Did the Supreme Court open the door to free speech or corruption?
Last week, President Barack Obama denounced the U.S. Supreme Court’s relaxing of campaign contribution limits on his way to a $32,000-a-plate fundraiser in Chicago. Though Obama and other Democrats have condemned the decision in McCutcheon v. Federal Election Commission, the ruling deals with just one narrow aspect of campaign contributions. The court took away the limit on the number of political candidates to whom a donor can give, but the limit on how much a person can donate to an individual candidate remains.
Plaintiff Shawn McCutcheon wanted to give money to more candidates than the law allowed. He could contribute the maximum legal amount to nine candidates, but not a 10th because of the aggregate cap rule.
Chief Justice John Roberts defined the issue this way: “The concern is you have somebody who is very interested, say, in environmental regulation and very interested in gun control. The current system, the way the anti-aggregation system works, is he’s got to choose. Is he going to express his belief in environmental regulation by donating to more than nine people there? Or is he going to choose the gun-control issue?”
The nine-candidate limit is arbitrary in one sense. But the worldview behind it emphasizes the corrupting influence of campaign money. It’s an evil to be regulated, the impetus behind campaign finance laws to begin with.
There is tension between stopping corruption—people paying for political favors—and freedom of speech for donors to send dollars to the politicians of their choosing. The majority of the court said restricting how much a donor can give to one candidate protects against buying political favors. There’s an established, compelling government interest in that protection.
But restricting the total amount given to several candidates makes no sense, the court ruled. In the majority opinion, justices jabbed at the media, saying, “The government may no more restrict how many candidates or causes a donor may support than it may tell a newspaper how many candidates it may endorse.”

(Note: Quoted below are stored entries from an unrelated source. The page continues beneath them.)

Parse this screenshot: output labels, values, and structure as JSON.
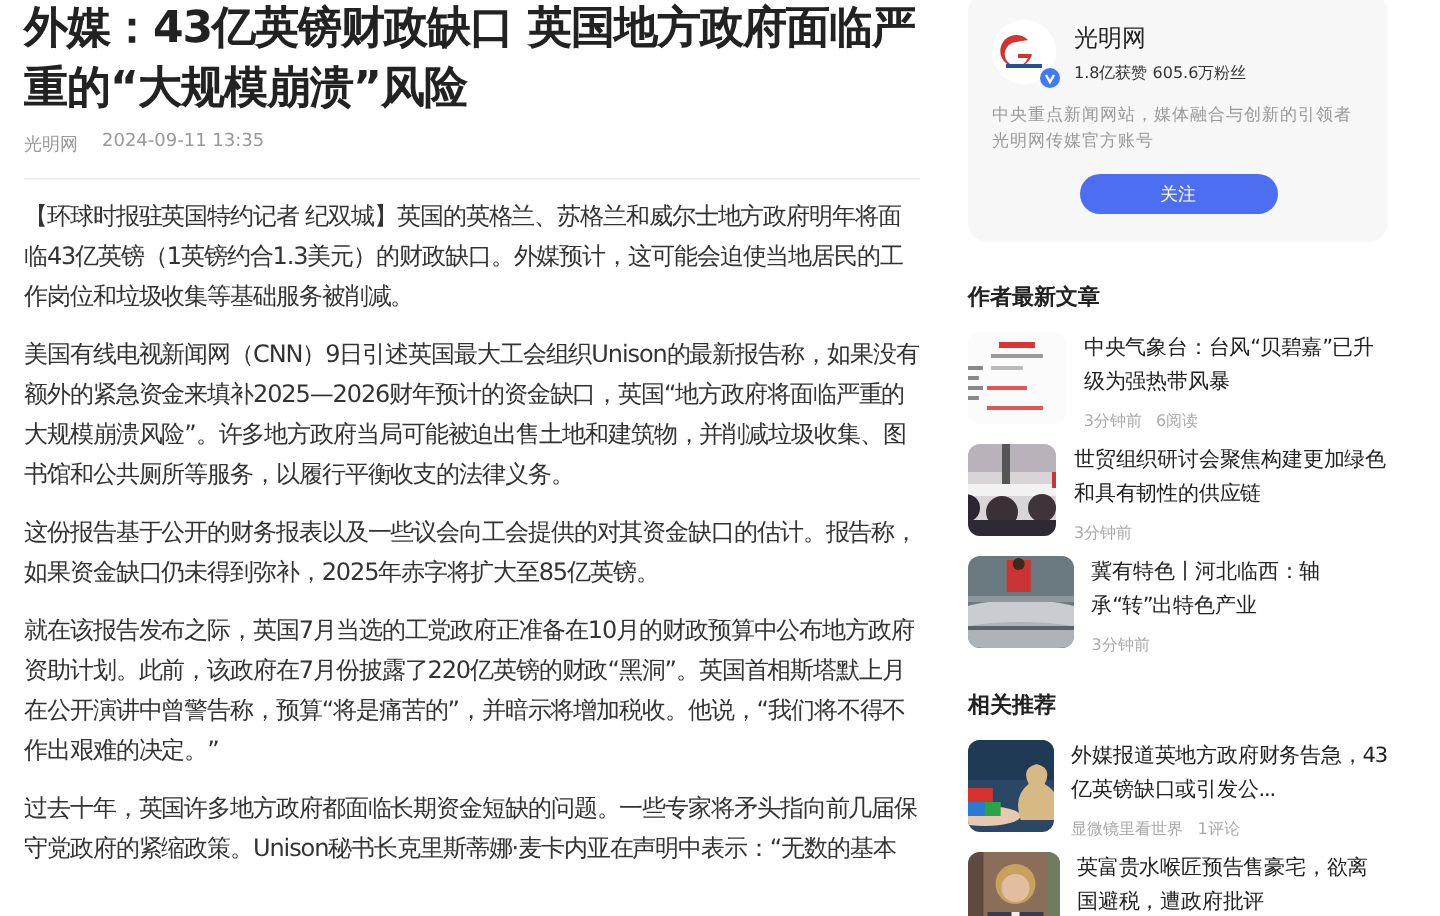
{
  "article": {
    "title": "外媒：43亿英镑财政缺口 英国地方政府面临严重的“大规模崩溃”风险",
    "source": "光明网",
    "date": "2024-09-11 13:35",
    "paragraphs": [
      "【环球时报驻英国特约记者 纪双城】英国的英格兰、苏格兰和威尔士地方政府明年将面临43亿英镑（1英镑约合1.3美元）的财政缺口。外媒预计，这可能会迫使当地居民的工作岗位和垃圾收集等基础服务被削减。",
      "美国有线电视新闻网（CNN）9日引述英国最大工会组织Unison的最新报告称，如果没有额外的紧急资金来填补2025—2026财年预计的资金缺口，英国“地方政府将面临严重的大规模崩溃风险”。许多地方政府当局可能被迫出售土地和建筑物，并削减垃圾收集、图书馆和公共厕所等服务，以履行平衡收支的法律义务。",
      "这份报告基于公开的财务报表以及一些议会向工会提供的对其资金缺口的估计。报告称，如果资金缺口仍未得到弥补，2025年赤字将扩大至85亿英镑。",
      "就在该报告发布之际，英国7月当选的工党政府正准备在10月的财政预算中公布地方政府资助计划。此前，该政府在7月份披露了220亿英镑的财政“黑洞”。英国首相斯塔默上月在公开演讲中曾警告称，预算“将是痛苦的”，并暗示将增加税收。他说，“我们将不得不作出艰难的决定。”",
      "过去十年，英国许多地方政府都面临长期资金短缺的问题。一些专家将矛头指向前几届保守党政府的紧缩政策。Unison秘书长克里斯蒂娜·麦卡内亚在声明中表示：“无数的基本"
    ]
  },
  "author_card": {
    "name": "光明网",
    "verified": true,
    "stats": "1.8亿获赞 605.6万粉丝",
    "description": [
      "中央重点新闻网站，媒体融合与创新的引领者",
      "光明网传媒官方账号"
    ],
    "follow_button": "关注"
  },
  "latest_articles": {
    "heading": "作者最新文章",
    "items": [
      {
        "kind": "picture",
        "title": "中央气象台：台风“贝碧嘉”已升级为强热带风暴",
        "time": "3分钟前",
        "reads": "6阅读"
      },
      {
        "kind": "picture",
        "title": "世贸组织研讨会聚焦构建更加绿色和具有韧性的供应链",
        "time": "3分钟前"
      },
      {
        "kind": "picture",
        "title": "冀有特色丨河北临西：轴承“转”出特色产业",
        "time": "3分钟前"
      }
    ]
  },
  "related": {
    "heading": "相关推荐",
    "items": [
      {
        "kind": "picture",
        "title": "外媒报道英地方政府财务告急，43亿英镑缺口或引发公...",
        "source": "显微镜里看世界",
        "comments": "1评论"
      },
      {
        "kind": "picture",
        "title": "英富贵水喉匠预告售豪宅，欲离国避税，遭政府批评"
      }
    ]
  }
}
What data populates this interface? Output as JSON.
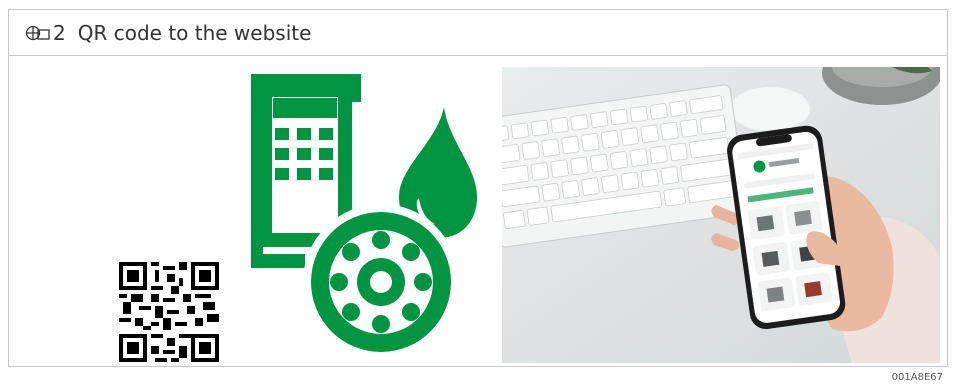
{
  "figure": {
    "icon": "figure-reference-icon",
    "number": "2",
    "title": "QR code to the website",
    "id": "001A8E67"
  },
  "colors": {
    "brand_green": "#009540",
    "frame": "#c9c9c9",
    "text": "#333333"
  }
}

The dissenting justices—Stephen Breyer, Sonia Sotomayor, Ruth Bader Ginsberg, and Elena Kagan—said the decision eviscerates campaign-finance laws. They called McCutcheon the evil twin to a 2010 campaign-finance decision in Citizens United v. Federal Election Commission, which ruled against the regulation of corporate donations to candidates.
Corruption is more than a bribe between a donor and a candidate, the dissenting justices argued. It can come in the form of “privileged access” to and influence upon elected representatives. But many institutions—media, unions, and interest groups, to name a few—can gain privileged access, not just individuals. And no one has offered an example of an individual’s contributions to multiple candidates causing corruption. The government’s case for limiting the number of candidates an individual can support suggested horrible things that might happen. But most states don’t have a cap on total giving, and no horror stories have come from them.
Lynde Langdon contributed to this report.